The conventional knowledge is that such events essentially have a probability of zero – owing to the fact that diamond is so efficient at heat dissipation. So we set out to understand why we observed any dissipation. To do so, we formulated an energy-grained master equation model, an area where I’ve been active for while. To some extent, this approach followed on from work we carried out back in 2009, which was aimed at understanding the competition between reaction and relaxation dynamics in organic solvents. Our 2009 study was the first to apply the energy grained master equation to reactions in condensed phases; and to the best of my knowledge, the diamond work represents the first attempt to apply the energy grained master equation to reactions at surfaces.
The big problem with a master equation representation of diamond arises from the fact that it’s not straightforward to separate the “system” degrees of freedom from the “bath” degrees of freedom. For reactions in liquids, the separation is somewhat more straightforward: it is effectively the solute/solvent distinction. For diamond, we simply tried a sensible definition: let the “system” be defined as those atoms and corresponding vibrations which were less than 3 covalent bonds away from the constituent methyl group; and let the “bath” be defined as everything else. This allowed us to calculate energy resolved rate coefficients [k(E)s] for CH3 dissociation from the “system” component of the diamond surface. The next issue a master equation approach faces is this: how do we represent the energy transfer rate from the diamond “system” to the “bath”? Our approach was to run a single long trajectory of the diamond slab (as shown in the video), and then use linear response theory to analyze the characteristic timescale for energy fluctuations within the diamond “system” to dissipate into the “bath”. Then we parameterised an energy transfer function to fit the energy decay curve. With these two ingredients – k(E)s, and an energy transfer function – we could run master equation simulations of the surface reaction dynamics. The results showed the energy dissipation from the system to the bath is definitely fast (with a timescale of ~100 fs) but that there is indeed a non-trivial probability that “prompt” CH3 dissociation events occur – i.e., prior to dissipation of all the energy.

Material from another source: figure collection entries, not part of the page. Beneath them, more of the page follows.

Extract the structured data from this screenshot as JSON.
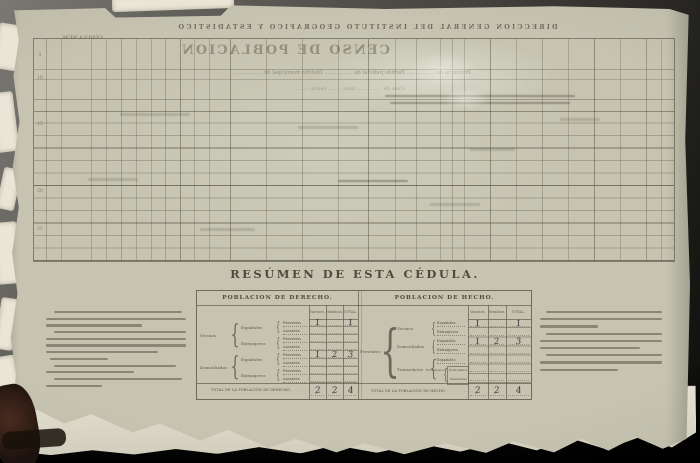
{
  "bleedthrough": {
    "agency_line": "DIRECCION GENERAL DEL INSTITUTO GEOGRAFICO Y ESTADISTICO",
    "census_title": "CENSO DE POBLACION",
    "cedula_label": "CÉDULA NÚM.",
    "location_line": "Provincia de ................  Partido judicial de ................  Distrito municipal de ................",
    "address_line": "Calle de ................  núm. ........  cuarto ........",
    "margin_row_numbers": [
      "5",
      "10",
      "15",
      "20",
      "25"
    ]
  },
  "resumen": {
    "title": "RESÚMEN DE ESTA CÉDULA.",
    "col_headers": {
      "varones": "Varones.",
      "hembras": "Hembras.",
      "total": "TOTAL."
    },
    "derecho": {
      "header": "POBLACION DE DERECHO.",
      "group1": [
        "Vecinos",
        "Domiciliados"
      ],
      "group2": [
        "Españoles",
        "Extranjeros",
        "Españoles",
        "Extranjeros"
      ],
      "rows": [
        {
          "leaf": "Presentes",
          "v": "1",
          "h": "",
          "t": "1"
        },
        {
          "leaf": "Ausentes",
          "v": "",
          "h": "",
          "t": ""
        },
        {
          "leaf": "Presentes",
          "v": "",
          "h": "",
          "t": ""
        },
        {
          "leaf": "Ausentes",
          "v": "",
          "h": "",
          "t": ""
        },
        {
          "leaf": "Presentes",
          "v": "1",
          "h": "2",
          "t": "3"
        },
        {
          "leaf": "Ausentes",
          "v": "",
          "h": "",
          "t": ""
        },
        {
          "leaf": "Presentes",
          "v": "",
          "h": "",
          "t": ""
        },
        {
          "leaf": "Ausentes",
          "v": "",
          "h": "",
          "t": ""
        }
      ],
      "total_label": "Total de la población de derecho",
      "total": {
        "v": "2",
        "h": "2",
        "t": "4"
      }
    },
    "hecho": {
      "header": "POBLACION DE HECHO.",
      "big_label": "Presentes",
      "groups": [
        "Vecinos",
        "Domiciliados",
        "Transeúntes"
      ],
      "nested_label": "Extranjeros",
      "rows": [
        {
          "leaf": "Españoles",
          "v": "1",
          "h": "",
          "t": "1"
        },
        {
          "leaf": "Extranjeros",
          "v": "",
          "h": "",
          "t": ""
        },
        {
          "leaf": "Españoles",
          "v": "1",
          "h": "2",
          "t": "3"
        },
        {
          "leaf": "Extranjeros",
          "v": "",
          "h": "",
          "t": ""
        },
        {
          "leaf": "Españoles",
          "v": "",
          "h": "",
          "t": ""
        },
        {
          "leaf": "Domiciliados",
          "v": "",
          "h": "",
          "t": ""
        },
        {
          "leaf": "Transeúntes",
          "v": "",
          "h": "",
          "t": ""
        }
      ],
      "total_label": "Total de la población de hecho",
      "total": {
        "v": "2",
        "h": "2",
        "t": "4"
      }
    }
  }
}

Similar to the 2009 results, we actually found that the master equation did a pretty decent job compared to full MD simulations of CH3 dissociation! But for a computational cost which is 1/100,000 the cost of running the full set of dissociative MD simulations – big savings! As the first of its kind, this work is preliminary in many important respects, but it definitely offers a viable option for relatively cheap modelling of non-equilibrium reaction dynamics at surfaces. Note that all of the input files required to run the model are being made available in MESMER, our cross-platform, open-source master equation solver.